Maphead_ Charting the Wide, Weird World of Geography Wonks - Ken Jennings [118]
The unlikeliest map booster of all turns out to be Mindy’s obstetrician, whom I call the “monkey doctor,” since, in addition to having delivered my daughter, Caitlin, she also delivers all the gorilla babies at Seattle’s Woodland Park Zoo.† The monkey doctor keeps a world map mounted on the wall of her exam room, because, she says, nothing distracts nervous patients better than a map does. I’m not sure this is the highest bar for map love to clear—“Maps: More Fun Than Thinking About an Imminent Pelvic Exam!” is unlikely to catch on as a geography slogan anytime soon—but the doctor has been surprised by how many patients (“more than you’d expect!”) she finds completely engrossed in the map when she comes in.
Despite all the scare stories about American college students who can’t find Africa on a world map, it seems there is a vast untapped reservoir of goodwill toward geography out there. It goes undercover; it keeps its head down until it knows it’s in friendly company. But those alarmist newspaper articles about map-dumb kids wouldn’t be written at all if, on some level at least, our society didn’t still feel like maps were an important marker of knowledge and culture and interest.
I’m convinced—and relieved—that, as a maphead, I’m not the lonely oddity I always thought I was. But this is even better news for the world at large: people still like maps! Despite the media fear-mongering, our kids still like maps. If they’re failing geography tests en masse, it’s only because we’re letting them down. We’re not teaching geography or spatial literacy the right way or giving them a long enough leash to explore their environments on their own. We’re inadvertently convincing them in a million little ways that maps are old-fashioned and dull and that there’s something a little weird about looking at them for fun.
But no matter what we do, I think maps are destined to win the battle. For five hundred years, maps changed barely at all, so it’s no surprise that our enthusiasm for them has faded a bit. But today we are poised at the brink of a potentially Gutenberg-like sea change for maps. There’s nothing dull about a flight through a three-dimensional Grand Canyon on Google Earth, or a map that shows where all your friends are in real time, or a comprehensive world atlas—down to street-level detail!—that you can carry with you on a cell phone. These technologies are so compelling that they could convert even the most spatially confused map skeptic, the way video games turned thousands of not-otherwise-destined-for-geekdom kids into computer science majors. For the first time in decades, there is reason to think that we might be entering a geographic renaissance. Viva la revolución.

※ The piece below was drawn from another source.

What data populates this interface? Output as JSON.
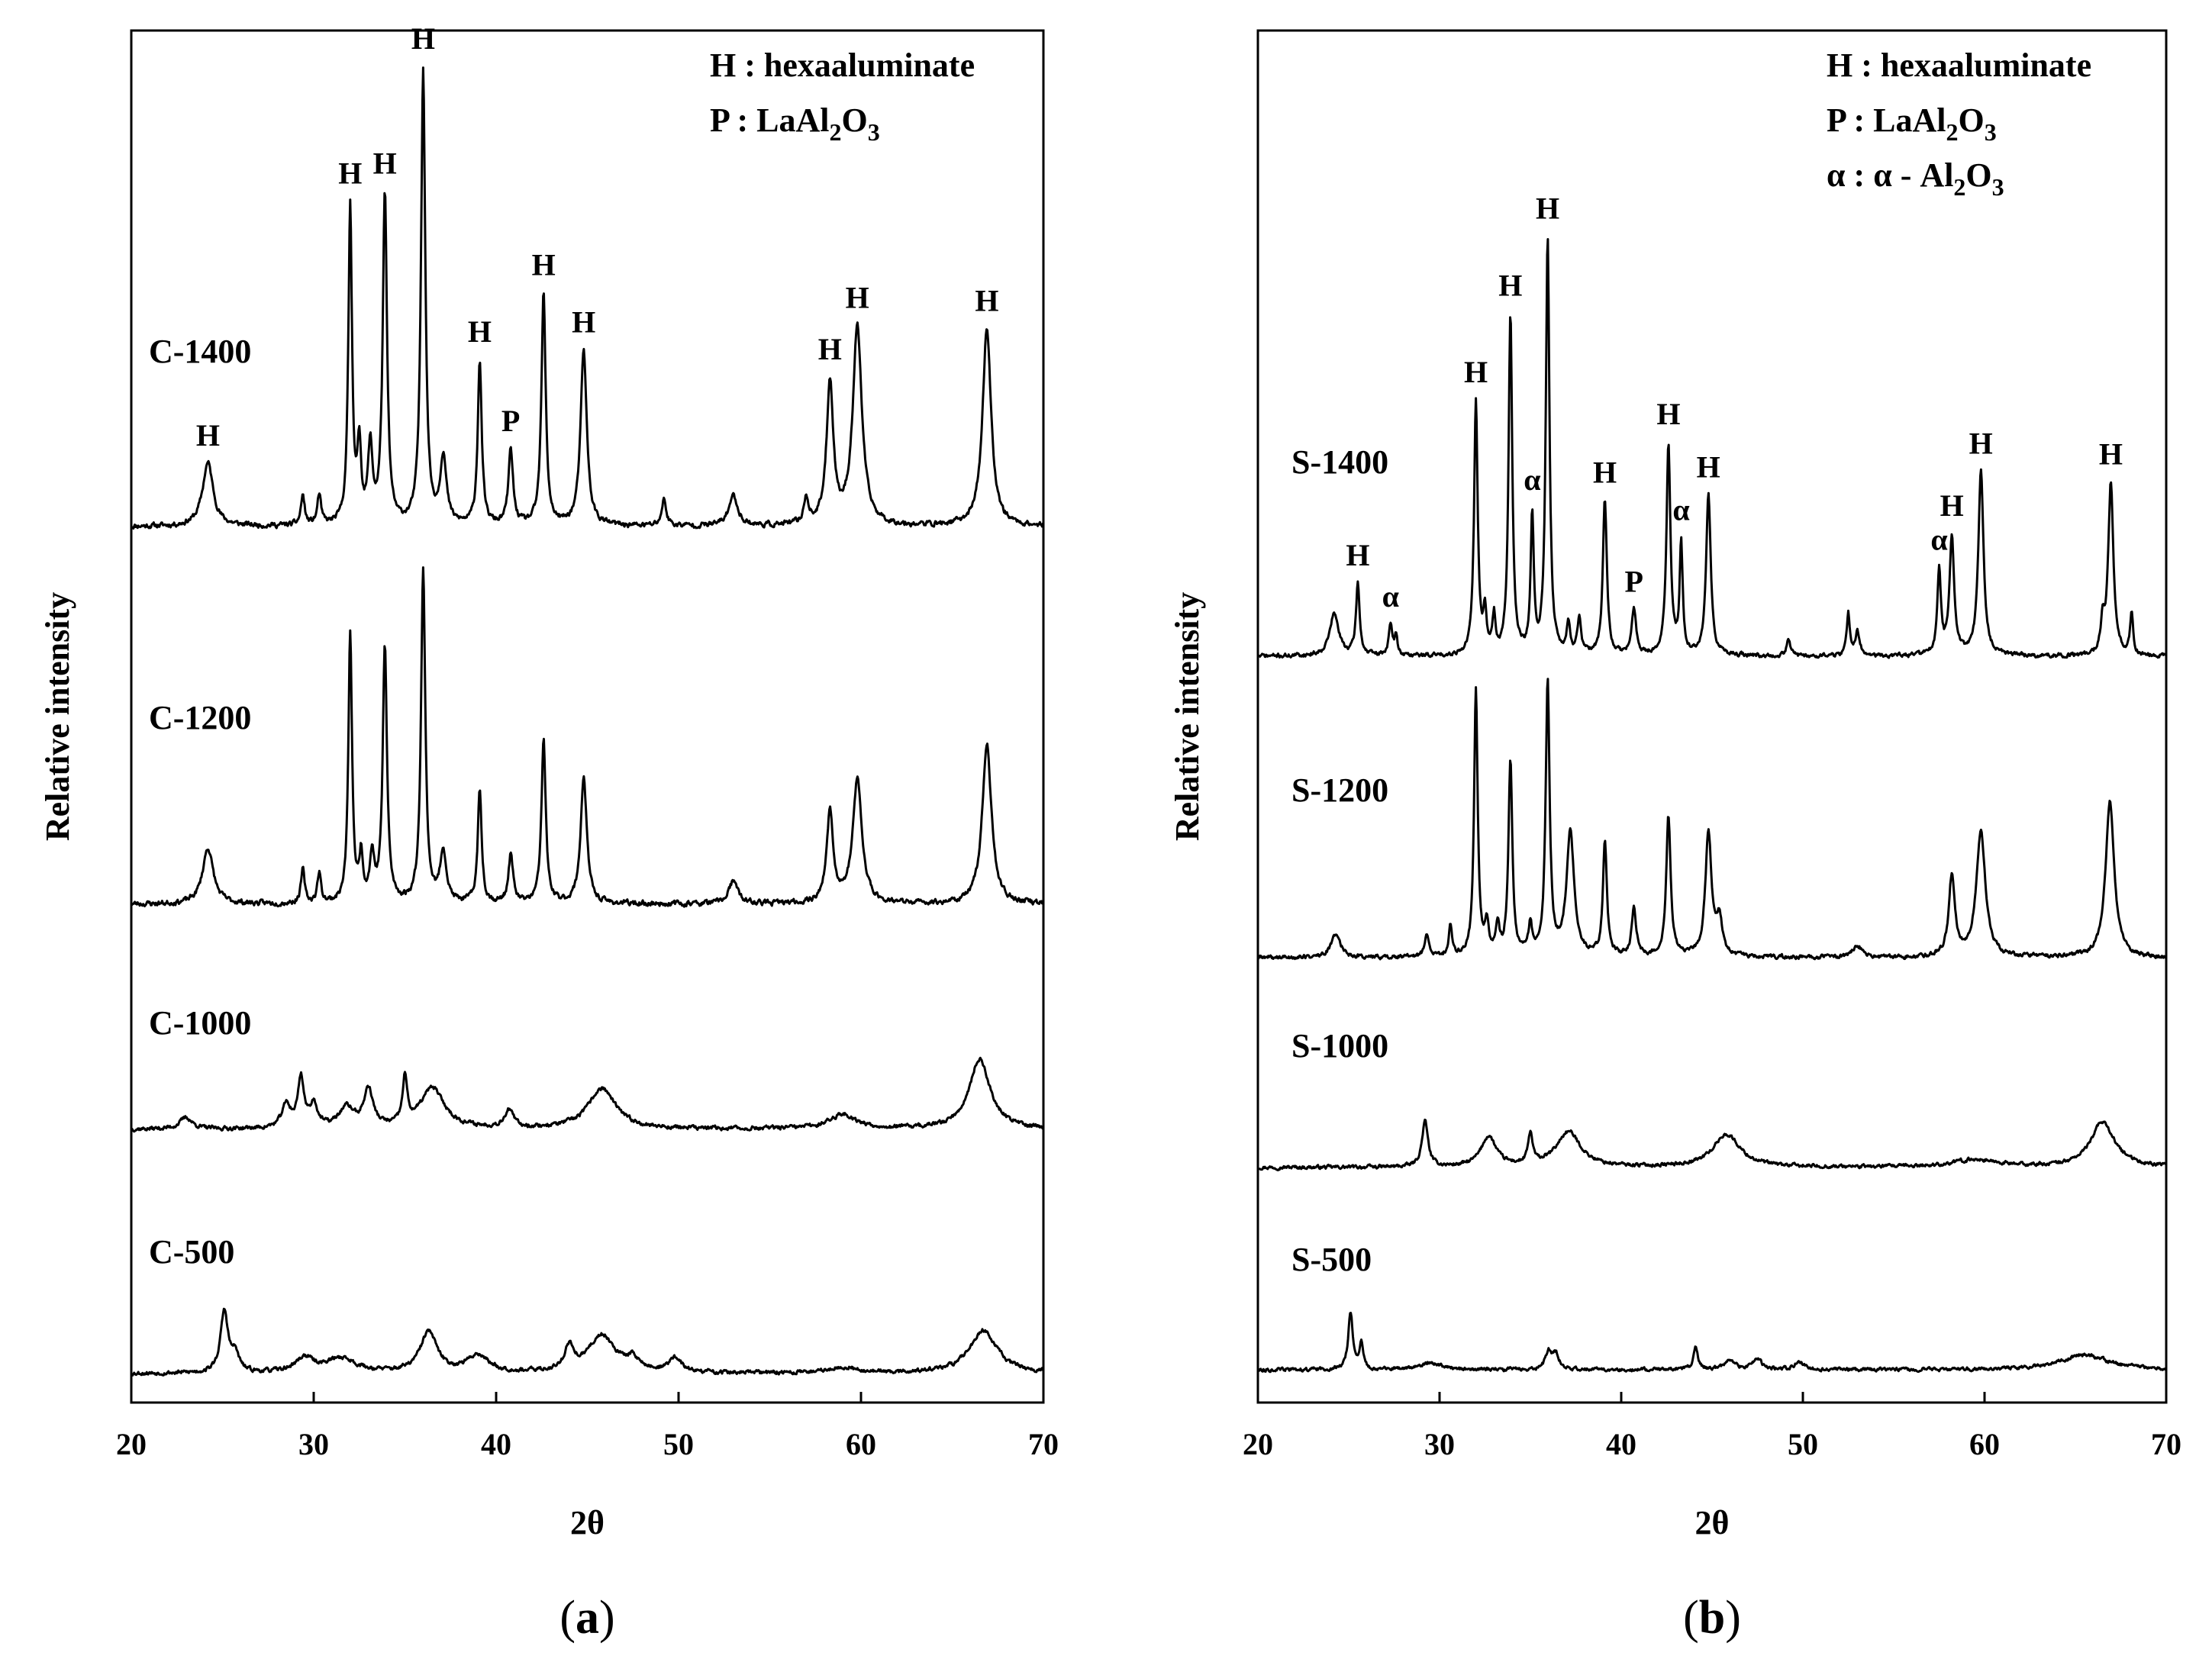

If the geographers and psychologists I’ve talked to are right and map love is just a symptom of a gift for spatial thinking, it makes sense that maps could be passed through families genetically, like curly hair or color blindness. That’s certainly true in my case; my parents liked looking at maps. So did my grandparents, my mom’s parents. The second atlas I ever owned as a kid, after the Hammond atlas I saved up all year for, was a Rand McNally Cosmopolitan World Atlas that my grandma mailed to me in Korea. I can still picture the ballpoint-pen inscription on the title page, in her neat, round handwriting: “Merry Christmas 1983! Atlases are some of our favorite things too! Love, Grandma and Grandpa.” That meant a lot to me at that age, the idea that someone besides me understood—that atlases were, in fact, an acceptable thing for adults to say they liked.
Grandma died of a lung ailment almost ten years ago, shortly after Mindy and I were married. She never got to meet her great-grandkids, and, I realize now, I never got to talk maps with her as a grown-up. My grandpa is still doing as well as one could hope to at eighty-two, and since he lives nearby, we have him over for dinner every Wednesday night.